Police search Giddings' next-door neighbor's apartment again
A lone candle flickered on Lauren Giddings’ front balcony Tuesday night as Macon detectives again combed her next-door neighbor’s apartment for clues until after midnight.
The apartment of her Mercer University law school classmate Stephen Mark McDaniel has been one of the focal points of the nearly two-week investigation into Giddings’ disappearance, slaying and dismemberment. The torso of Giddings, a 27-year-old Maryland native, was found outside the apartments June 30.
Sporting blue, slip-on crime-scene booties, the detectives and crime scene technicians appeared to scour the unit Tuesday evening rented by McDaniel, 25, at the Barristers Hall apartment complex at 1058 Georgia Ave.
As forensic investigators left the scene they placed a "do not enter" sign on the apartment door and the crime scene tape was removed from the front of the complex.
A Macon police squad car stood guard on the scene. Law enforcement officials arrived at the scene sometime around 7 p.m. and entered McDaniel’s apartment about an hour later while executing a search warrant. Investigators took still photographs and video inside his apartment and later removed some brown paper bags from the unit. Police didn’t comment about the bags’ contents.
District Attorney Greg Winters also was on the scene, but neither he nor police would say what they were looking for. Winters wouldn’t comment on what led to the new warrant Tuesday.
The FBI is testing 74 pieces of evidence previously taken from the apartments, including those belonging to McDaniel and Giddings, but Winters said he did not have a timetable for when the results of those tests might be back from FBI headquarters in Quantico, Va.

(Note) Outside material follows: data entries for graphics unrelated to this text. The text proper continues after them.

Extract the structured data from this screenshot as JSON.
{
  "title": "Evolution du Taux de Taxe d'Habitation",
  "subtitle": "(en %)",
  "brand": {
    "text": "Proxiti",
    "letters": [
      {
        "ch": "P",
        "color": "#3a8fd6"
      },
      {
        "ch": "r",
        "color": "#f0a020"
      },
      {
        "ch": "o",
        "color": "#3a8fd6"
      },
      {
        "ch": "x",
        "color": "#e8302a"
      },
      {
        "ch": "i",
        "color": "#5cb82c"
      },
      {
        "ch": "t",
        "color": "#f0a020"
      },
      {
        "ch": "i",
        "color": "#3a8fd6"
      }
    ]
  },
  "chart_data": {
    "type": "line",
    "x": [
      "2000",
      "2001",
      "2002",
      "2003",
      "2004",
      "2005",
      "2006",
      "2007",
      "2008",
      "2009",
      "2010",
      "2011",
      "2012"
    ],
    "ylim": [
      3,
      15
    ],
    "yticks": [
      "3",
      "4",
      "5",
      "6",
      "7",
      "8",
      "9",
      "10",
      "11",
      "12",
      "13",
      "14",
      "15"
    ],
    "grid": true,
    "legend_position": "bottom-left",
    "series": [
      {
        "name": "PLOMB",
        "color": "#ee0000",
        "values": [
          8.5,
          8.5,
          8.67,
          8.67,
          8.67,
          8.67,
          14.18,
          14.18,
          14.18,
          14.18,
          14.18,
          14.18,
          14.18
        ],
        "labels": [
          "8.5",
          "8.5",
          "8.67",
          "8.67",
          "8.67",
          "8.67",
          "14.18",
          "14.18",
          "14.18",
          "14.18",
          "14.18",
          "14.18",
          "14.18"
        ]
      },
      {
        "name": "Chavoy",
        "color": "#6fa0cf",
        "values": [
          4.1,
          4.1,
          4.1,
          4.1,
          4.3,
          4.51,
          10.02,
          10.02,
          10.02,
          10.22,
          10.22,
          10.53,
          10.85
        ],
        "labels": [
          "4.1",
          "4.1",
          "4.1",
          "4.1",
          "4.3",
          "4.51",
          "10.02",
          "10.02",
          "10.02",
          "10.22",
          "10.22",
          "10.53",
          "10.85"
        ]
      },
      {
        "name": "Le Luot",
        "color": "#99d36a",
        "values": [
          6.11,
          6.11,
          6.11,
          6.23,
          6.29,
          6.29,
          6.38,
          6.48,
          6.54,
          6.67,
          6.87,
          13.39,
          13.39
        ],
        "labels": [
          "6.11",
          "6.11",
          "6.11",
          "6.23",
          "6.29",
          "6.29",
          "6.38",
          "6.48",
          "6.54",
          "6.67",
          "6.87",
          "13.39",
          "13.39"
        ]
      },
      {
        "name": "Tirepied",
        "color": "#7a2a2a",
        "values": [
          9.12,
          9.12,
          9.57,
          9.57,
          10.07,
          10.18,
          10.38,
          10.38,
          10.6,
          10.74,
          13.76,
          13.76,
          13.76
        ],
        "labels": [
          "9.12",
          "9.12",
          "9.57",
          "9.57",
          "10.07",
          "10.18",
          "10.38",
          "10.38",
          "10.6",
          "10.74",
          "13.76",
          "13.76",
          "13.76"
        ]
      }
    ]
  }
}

“Obviously, I wish we had (the results) back,” he said. “But this isn’t TV so it doesn’t happen within an hour. It’s done when it’s done.”
A bond hearing for McDaniel, who has been held at the Bibb County jail for nearly two weeks on two burglary charges from two winters ago, is scheduled for Thursday in Bibb County Superior Court. Winters said that hearing has no bearing on the speed of the Giddings investigation.
“We’re following where the evidence leads,” he said. “We’re tracking it down.”
Macon police said they would return to the apartments as often as necessary to close the case.
“You’re liable to see us out here anytime. We’re working day in and day out,” said Macon police Sgt. Scott Chapman.
Police spoke briefly with two members of Giddings’ family from north Georgia who were in front of Giddings’ apartment building Tuesday evening when police arrived.
Meanwhile, police reports obtained Tuesday by The Telegraph reveal some details regarding McDaniel’s alleged burglary of the two apartments.
The reports, completed hours apart during the early hours of July 1 when McDaniel was arrested, say McDaniel stole a pair of condoms -- one from each of the dwellings he is suspected of entering. No other items are listed as stolen.
McDaniel and Giddings, members of the school’s Class of 2011, graduated in May and were on track to take the state bar exam. The two shared a common, awning-covered upstairs balcony that overlooked Mercer University’s Walter F. George School of Law.
The alleged burglaries happened at Apartment Nos. 5 and 9, in back of and down a terraced hillside from McDaniel’s. The alleged victims of the late 2008, early 2009 burglaries, fellow 2011 law graduates whose doors are believed to have been left unlocked when they were supposedly entered, declined to comment Tuesday.
Since the slaying, police in squad cars have, in shifts, kept watch outside Giddings’ apartment.
Telegraph staff writers Phillip Ramati and Amy Leigh Womack contributed to this report.